Dean of the College Charlotte Johnson, an attorney for the school and the head of its judicial affairs office met with students, faculty and community members yesterday for the latest in a series of “Campus Conversations” launched by President Philip Hanlon earlier this year. The discussion followed a speech Hanlon gave last week in which he called for an end to high-risk and harmful behaviors, namely sexual assault, high-risk-drinking and a lack of inclusion.

“We are a great institution, 245 years old, poised for an even better future,” he said. “But Dartmouth’s promise is being hijacked by extreme behavior, masked by its perpetrators as acceptable fun.”

During the discussion yesterday, officials explained and got feedback on a proposed policy that calls for having a trained external expert investigate sexual assault allegations and determine responsibility and create tougher punishments for those found responsible.

One student in the audience suggested that the policy also should include guidance on not just what constitutes a lack of consent to sexual activity but rather a “healthy, positive framing” of what “good consent” looks like.

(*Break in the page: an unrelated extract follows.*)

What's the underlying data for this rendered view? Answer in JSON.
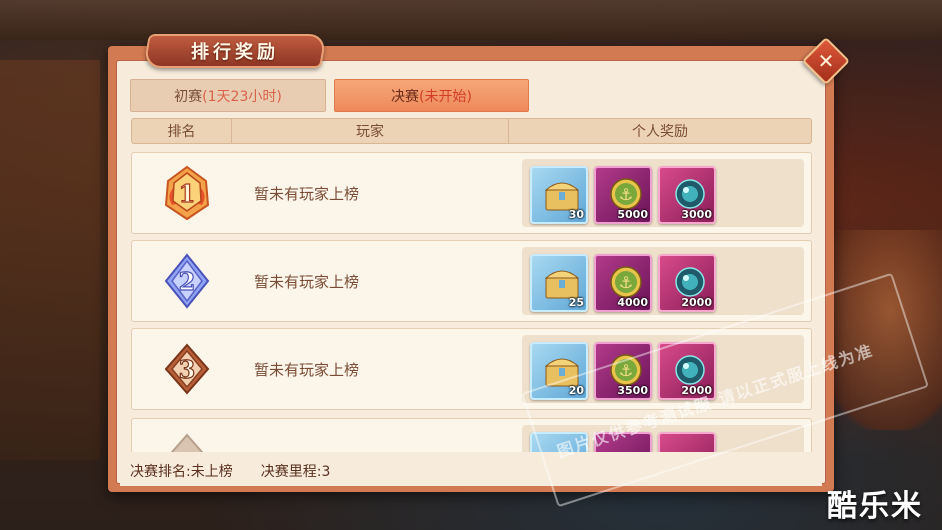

Leigh Remy, director of the office of undergraduate judicial affairs, said that might be possible, but it also would make sense to make that part of the college’s efforts to educate students about sexual assault prevention.

“This policy, and many of our policies, people read too late,” she said. “There are ways for us to take the information that’s in the policy and put it into education.”

Johnson said the college has many valuable prevention and education programs aimed at first-year students, but should do more beyond that.